Madame, Monsieur,
C’est avec consternation que j’ai lu l’éditorial intitulé The Liberals are turning the Official Languages Act into the Bill 101 of Canada que vous avez publié le samedi 26 mars 2022. Je trouve particulièrement incroyable qu’un journal qui se dit le «journal national» publie un tel texte qui divise les Canadiens sur un sujet qui nous unit depuis 1969.
Dans cet éditorial, votre journal s’en prend à deux aspects du projet de loi C-13, une modernisation de la Loi sur les langues officielles adoptée en 1969 et qui n’a été que partiellement modifiée en 1986. Vous semblez consternés par le fait que la nouvelle loi permettra aux agences et sociétés fédérales de se plier aux exigences de la loi québécoise qui mandate l’utilisation du français en milieu de travail. Vous poursuivez en affirmant qu’Ottawa fera désormais la promotion du bilinguisme partout sauf au Québec.
Foutaise, dis-je. Votre éditorial démontre un manque évident de recherche ou, pire, un appui sans partage au privilège dont jouit l’anglais au Canada.
Sur votre premier point au sujet des agences fédérales au Québec, je dois dire que j’ai tout d’abord partagé votre incompréhension face à ce qui pourrait apparaitre comme une application asymétrique du concept de bilinguisme. Mais une simple vérification des statistiques sur la langue de travail au Canada m’a rapidement fait comprendre la nécessité de cette différence.

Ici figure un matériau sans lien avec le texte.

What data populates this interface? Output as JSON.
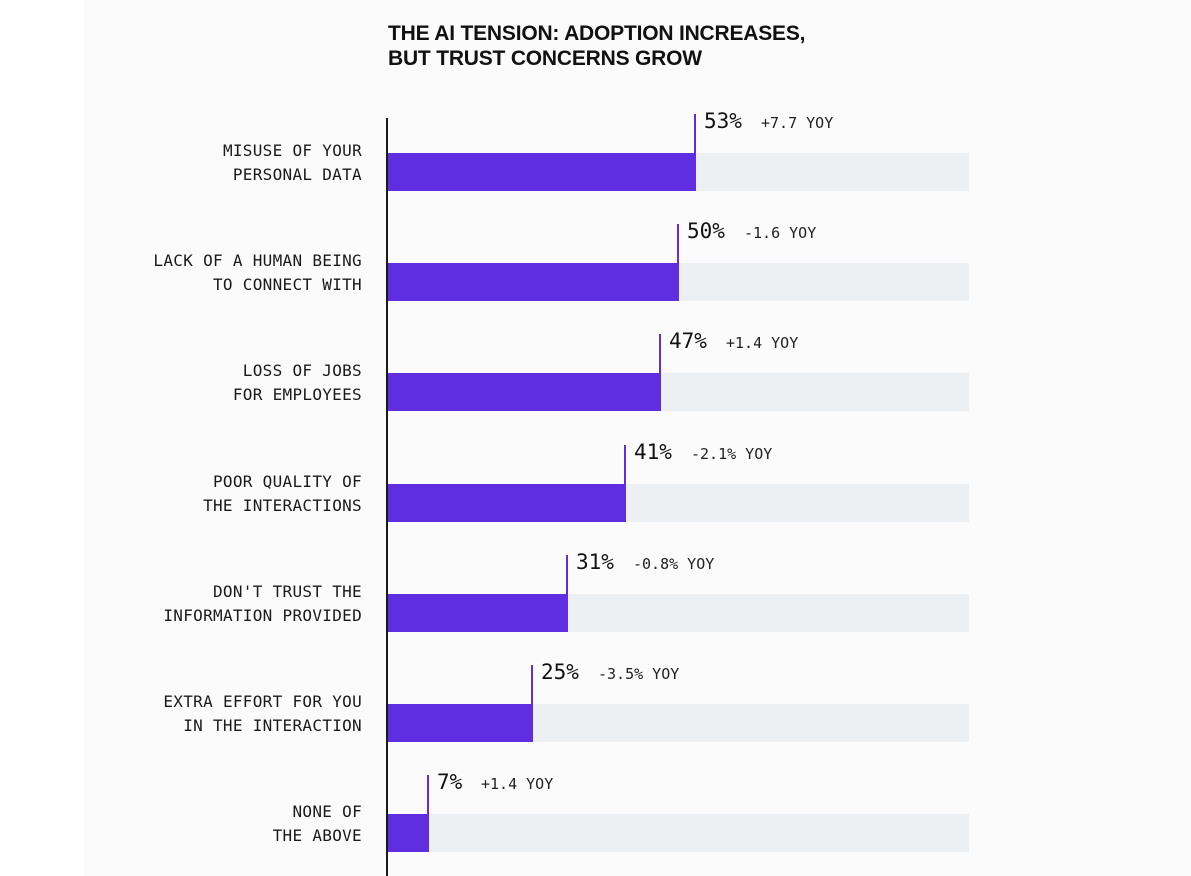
{
  "title_lines": [
    "THE AI TENSION: ADOPTION INCREASES,",
    "BUT TRUST CONCERNS GROW"
  ],
  "colors": {
    "bar": "#5f2ee0",
    "track": "#ecf0f3",
    "axis": "#1a1a1a",
    "panel": "#fbfbfc"
  },
  "chart_data": {
    "type": "bar",
    "orientation": "horizontal",
    "title": "THE AI TENSION: ADOPTION INCREASES, BUT TRUST CONCERNS GROW",
    "xlim": [
      0,
      100
    ],
    "grid": false,
    "categories": [
      [
        "MISUSE OF YOUR",
        "PERSONAL DATA"
      ],
      [
        "LACK OF A HUMAN BEING",
        "TO CONNECT WITH"
      ],
      [
        "LOSS OF JOBS",
        "FOR EMPLOYEES"
      ],
      [
        "POOR QUALITY OF",
        "THE INTERACTIONS"
      ],
      [
        "DON'T TRUST THE",
        "INFORMATION PROVIDED"
      ],
      [
        "EXTRA EFFORT FOR YOU",
        "IN THE INTERACTION"
      ],
      [
        "NONE OF",
        "THE ABOVE"
      ]
    ],
    "values": [
      53,
      50,
      47,
      41,
      31,
      25,
      7
    ],
    "value_labels": [
      "53%",
      "50%",
      "47%",
      "41%",
      "31%",
      "25%",
      "7%"
    ],
    "yoy_labels": [
      "+7.7 YOY",
      "-1.6 YOY",
      "+1.4 YOY",
      "-2.1% YOY",
      "-0.8% YOY",
      "-3.5% YOY",
      "+1.4 YOY"
    ]
  }
}
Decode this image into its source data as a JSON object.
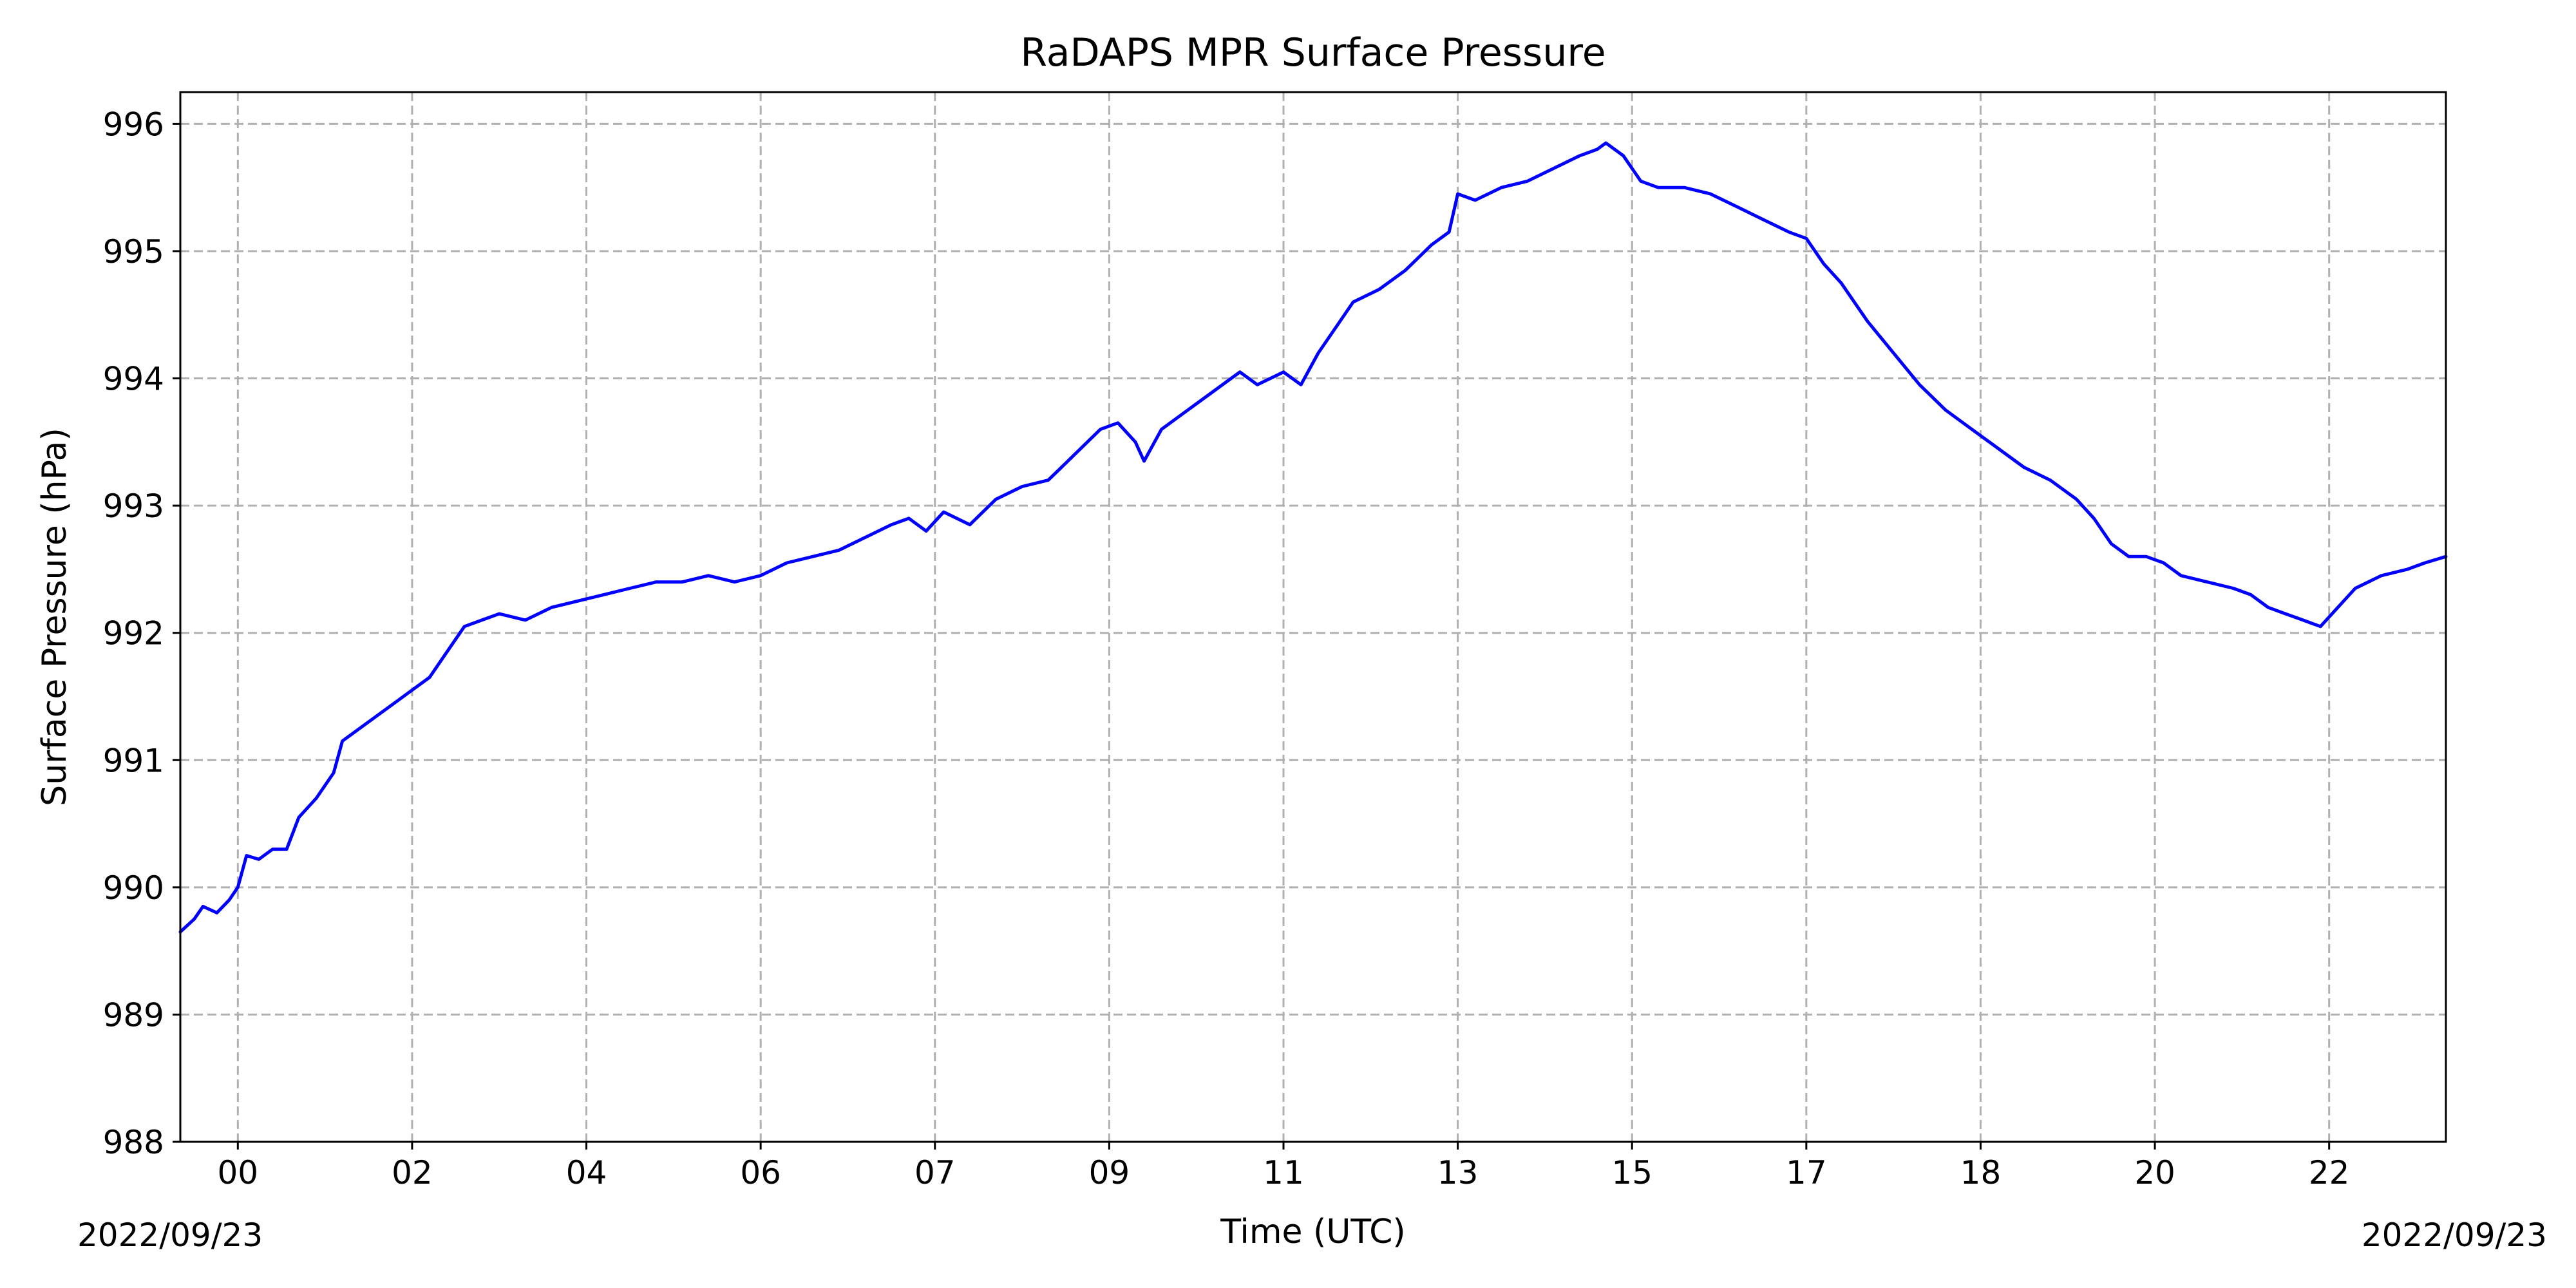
{
  "chart_data": {
    "type": "line",
    "title": "RaDAPS MPR Surface Pressure",
    "xlabel": "Time (UTC)",
    "ylabel": "Surface Pressure (hPa)",
    "x_tick_labels": [
      "00",
      "02",
      "04",
      "06",
      "07",
      "09",
      "11",
      "13",
      "15",
      "17",
      "18",
      "20",
      "22"
    ],
    "x_tick_positions": [
      0.0,
      1.0,
      2.0,
      3.0,
      4.0,
      5.0,
      6.0,
      7.0,
      8.0,
      9.0,
      10.0,
      11.0,
      12.0
    ],
    "xlim": [
      -0.33,
      12.67
    ],
    "date_left": "2022/09/23",
    "date_right": "2022/09/23",
    "ylim": [
      988,
      996.25
    ],
    "y_ticks": [
      988,
      989,
      990,
      991,
      992,
      993,
      994,
      995,
      996
    ],
    "grid": true,
    "line_color": "#0000ff",
    "series": [
      {
        "values": [
          [
            -0.33,
            989.65
          ],
          [
            -0.25,
            989.75
          ],
          [
            -0.2,
            989.85
          ],
          [
            -0.12,
            989.8
          ],
          [
            -0.05,
            989.9
          ],
          [
            0.0,
            990.0
          ],
          [
            0.05,
            990.25
          ],
          [
            0.12,
            990.22
          ],
          [
            0.2,
            990.3
          ],
          [
            0.28,
            990.3
          ],
          [
            0.35,
            990.55
          ],
          [
            0.45,
            990.7
          ],
          [
            0.55,
            990.9
          ],
          [
            0.6,
            991.15
          ],
          [
            0.7,
            991.25
          ],
          [
            0.8,
            991.35
          ],
          [
            0.9,
            991.45
          ],
          [
            1.0,
            991.55
          ],
          [
            1.1,
            991.65
          ],
          [
            1.2,
            991.85
          ],
          [
            1.3,
            992.05
          ],
          [
            1.4,
            992.1
          ],
          [
            1.5,
            992.15
          ],
          [
            1.65,
            992.1
          ],
          [
            1.8,
            992.2
          ],
          [
            1.95,
            992.25
          ],
          [
            2.1,
            992.3
          ],
          [
            2.25,
            992.35
          ],
          [
            2.4,
            992.4
          ],
          [
            2.55,
            992.4
          ],
          [
            2.7,
            992.45
          ],
          [
            2.85,
            992.4
          ],
          [
            3.0,
            992.45
          ],
          [
            3.15,
            992.55
          ],
          [
            3.3,
            992.6
          ],
          [
            3.45,
            992.65
          ],
          [
            3.6,
            992.75
          ],
          [
            3.75,
            992.85
          ],
          [
            3.85,
            992.9
          ],
          [
            3.95,
            992.8
          ],
          [
            4.05,
            992.95
          ],
          [
            4.2,
            992.85
          ],
          [
            4.35,
            993.05
          ],
          [
            4.5,
            993.15
          ],
          [
            4.65,
            993.2
          ],
          [
            4.8,
            993.4
          ],
          [
            4.95,
            993.6
          ],
          [
            5.05,
            993.65
          ],
          [
            5.15,
            993.5
          ],
          [
            5.2,
            993.35
          ],
          [
            5.3,
            993.6
          ],
          [
            5.45,
            993.75
          ],
          [
            5.6,
            993.9
          ],
          [
            5.75,
            994.05
          ],
          [
            5.85,
            993.95
          ],
          [
            6.0,
            994.05
          ],
          [
            6.1,
            993.95
          ],
          [
            6.2,
            994.2
          ],
          [
            6.3,
            994.4
          ],
          [
            6.4,
            994.6
          ],
          [
            6.55,
            994.7
          ],
          [
            6.7,
            994.85
          ],
          [
            6.85,
            995.05
          ],
          [
            6.95,
            995.15
          ],
          [
            7.0,
            995.45
          ],
          [
            7.1,
            995.4
          ],
          [
            7.25,
            995.5
          ],
          [
            7.4,
            995.55
          ],
          [
            7.55,
            995.65
          ],
          [
            7.7,
            995.75
          ],
          [
            7.8,
            995.8
          ],
          [
            7.85,
            995.85
          ],
          [
            7.95,
            995.75
          ],
          [
            8.05,
            995.55
          ],
          [
            8.15,
            995.5
          ],
          [
            8.3,
            995.5
          ],
          [
            8.45,
            995.45
          ],
          [
            8.6,
            995.35
          ],
          [
            8.75,
            995.25
          ],
          [
            8.9,
            995.15
          ],
          [
            9.0,
            995.1
          ],
          [
            9.1,
            994.9
          ],
          [
            9.2,
            994.75
          ],
          [
            9.35,
            994.45
          ],
          [
            9.5,
            994.2
          ],
          [
            9.65,
            993.95
          ],
          [
            9.8,
            993.75
          ],
          [
            9.95,
            993.6
          ],
          [
            10.1,
            993.45
          ],
          [
            10.25,
            993.3
          ],
          [
            10.4,
            993.2
          ],
          [
            10.55,
            993.05
          ],
          [
            10.65,
            992.9
          ],
          [
            10.75,
            992.7
          ],
          [
            10.85,
            992.6
          ],
          [
            10.95,
            992.6
          ],
          [
            11.05,
            992.55
          ],
          [
            11.15,
            992.45
          ],
          [
            11.3,
            992.4
          ],
          [
            11.45,
            992.35
          ],
          [
            11.55,
            992.3
          ],
          [
            11.65,
            992.2
          ],
          [
            11.75,
            992.15
          ],
          [
            11.85,
            992.1
          ],
          [
            11.95,
            992.05
          ],
          [
            12.05,
            992.2
          ],
          [
            12.15,
            992.35
          ],
          [
            12.3,
            992.45
          ],
          [
            12.45,
            992.5
          ],
          [
            12.55,
            992.55
          ],
          [
            12.67,
            992.6
          ]
        ]
      }
    ]
  }
}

De 2006 à 2016, l’utilisation du français en milieu de travail au Québec a reculé de 2,3 %. Pendant ce temps, dans le reste du Canada, 98,6 % des travailleurs affirmaient parler anglais sur leur lieu de travail. En fait, je vous demande quelles sont les chances qu’un travailleur unilingue francophone trouve un emploi dans le reste du Canada comparé à une unilingue anglophone au Québec? Maintenant, dites-moi quelle langue a besoin d’être protégée en milieu de travail?
Cette dernière question m’amène à votre affirmation selon laquelle la loi C-13 permettra au gouvernement fédéral de ne promouvoir le bilinguisme que dans le reste du Canada. Sur ce point, je vous donne partiellement raison, sauf pour le «que», qui implique que le bilinguisme ne sera pas promu au Québec. Mais il y a une raison évidente pour promouvoir le bilinguisme hors Québec. Encore une fois, une simple vérification des statistiques vous aurait permis de comprendre.
Les statistiques de 2016 sur la langue nous apprennent que 45 % des Québécois sont bilingues alors que seulement 9,8 % des Canadiens hors Québec le sont. Si ces chiffres ne vous éclairent pas sur les régions où le Canada a besoin de promouvoir le bilinguisme, je ne sais pas ce qui pourrait vous faire comprendre.
Je vous demande donc de faire vos devoirs de recherche avant de publier des éditoriaux basés sur des opinions sans fondement empirique.